Un país que se dice federal pero es tan, pero tan unitario que dios sólo atiende en Buenos Aires. Y en estos años, preferentemente en la Gran Manzana de Puerto Madero. Pero las provincias no demasiado unidas del Río de la Plata también son unitarias. Lo único federal es la policía y el jabón. En cada provincia la perrada sigue durante décadas a las especies triunfadoras, sin importar de qué partido-collar sean. Por eso ante cada violador, pedófilo, secuestrador, torturador, estafador, hambreador, masacrador, violador e incluso a todo eso junto… no hay pueblo unido. No hay colágeno vincular y seguimos amontonados o solitarios. No hay unión para que haga nuestra fuerza. Es una complicidad activa, no por omisión. Es la firme decisión de seguir el carro de los triunfadores, ladrando y aullando para que larguen alguna achura o un hueso con poca carne, pero que larguen.
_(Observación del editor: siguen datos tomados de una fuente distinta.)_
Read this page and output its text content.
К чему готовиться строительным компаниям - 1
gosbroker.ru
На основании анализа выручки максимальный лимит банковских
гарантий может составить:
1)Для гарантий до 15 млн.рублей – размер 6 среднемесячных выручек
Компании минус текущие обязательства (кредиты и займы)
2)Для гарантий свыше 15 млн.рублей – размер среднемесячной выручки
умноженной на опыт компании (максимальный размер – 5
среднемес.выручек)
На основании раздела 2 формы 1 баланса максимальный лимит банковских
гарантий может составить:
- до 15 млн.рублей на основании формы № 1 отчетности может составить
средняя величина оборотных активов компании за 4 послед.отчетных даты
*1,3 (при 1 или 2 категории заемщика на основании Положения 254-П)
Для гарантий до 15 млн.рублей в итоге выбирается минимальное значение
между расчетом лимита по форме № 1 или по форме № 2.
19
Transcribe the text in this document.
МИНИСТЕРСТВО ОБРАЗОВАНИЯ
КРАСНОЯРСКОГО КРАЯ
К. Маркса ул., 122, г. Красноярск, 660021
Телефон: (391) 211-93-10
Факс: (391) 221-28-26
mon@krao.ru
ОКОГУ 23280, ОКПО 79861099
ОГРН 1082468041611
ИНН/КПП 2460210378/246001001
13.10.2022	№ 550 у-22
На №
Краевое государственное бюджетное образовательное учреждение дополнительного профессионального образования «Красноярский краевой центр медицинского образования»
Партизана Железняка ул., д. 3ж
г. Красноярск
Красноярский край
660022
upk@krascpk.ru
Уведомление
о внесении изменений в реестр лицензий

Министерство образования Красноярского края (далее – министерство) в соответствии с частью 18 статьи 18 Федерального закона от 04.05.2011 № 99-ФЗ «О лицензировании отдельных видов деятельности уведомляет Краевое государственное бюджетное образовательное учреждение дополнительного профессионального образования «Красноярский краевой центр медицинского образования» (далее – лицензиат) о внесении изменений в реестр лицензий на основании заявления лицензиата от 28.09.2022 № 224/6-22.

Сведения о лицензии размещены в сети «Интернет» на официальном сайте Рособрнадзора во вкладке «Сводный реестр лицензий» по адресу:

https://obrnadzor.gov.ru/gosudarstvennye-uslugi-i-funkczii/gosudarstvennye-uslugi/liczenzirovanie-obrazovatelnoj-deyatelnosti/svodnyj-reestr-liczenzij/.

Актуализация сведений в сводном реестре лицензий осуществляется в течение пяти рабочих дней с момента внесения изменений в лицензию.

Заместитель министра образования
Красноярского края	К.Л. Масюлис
Como burla final, la cultura represora se permite honrar a los lobos que han resistido las sobras de todos los banquetes. Barack Obama elogiando a Mandela. Sin ir más lejos porque no quiero ir más cerca. Frente a la perrada de ciudadanía cómplice, supongo que Bertold Brecht habrá pensado que “pobre de la tierra que necesita héroes”. Hoy tenemos esos héroes. Todos son mis hermanos y con un poco de esfuerzo, también los puedo contar. Están excluidos de todos los banquetes. No les interesa ninguna sobra. En la comunión que practican, nada sobra porque todo se comparte. Lo sé porque en esos momentos en que la vida merece ser vivida, me dejaron ser parte de esa comunidad de hombres y mujeres libres. Pero sé, dolorosamente sé, que esa no es mi tierra. Pero también sé, alegremente sé, que es la única tierra que nunca dejará de ser buscada, deseada y defendida.
Y en esa maza con cantera, ninguna cómplice ciudadanía canalla tendrá ni su sombra en el suelo.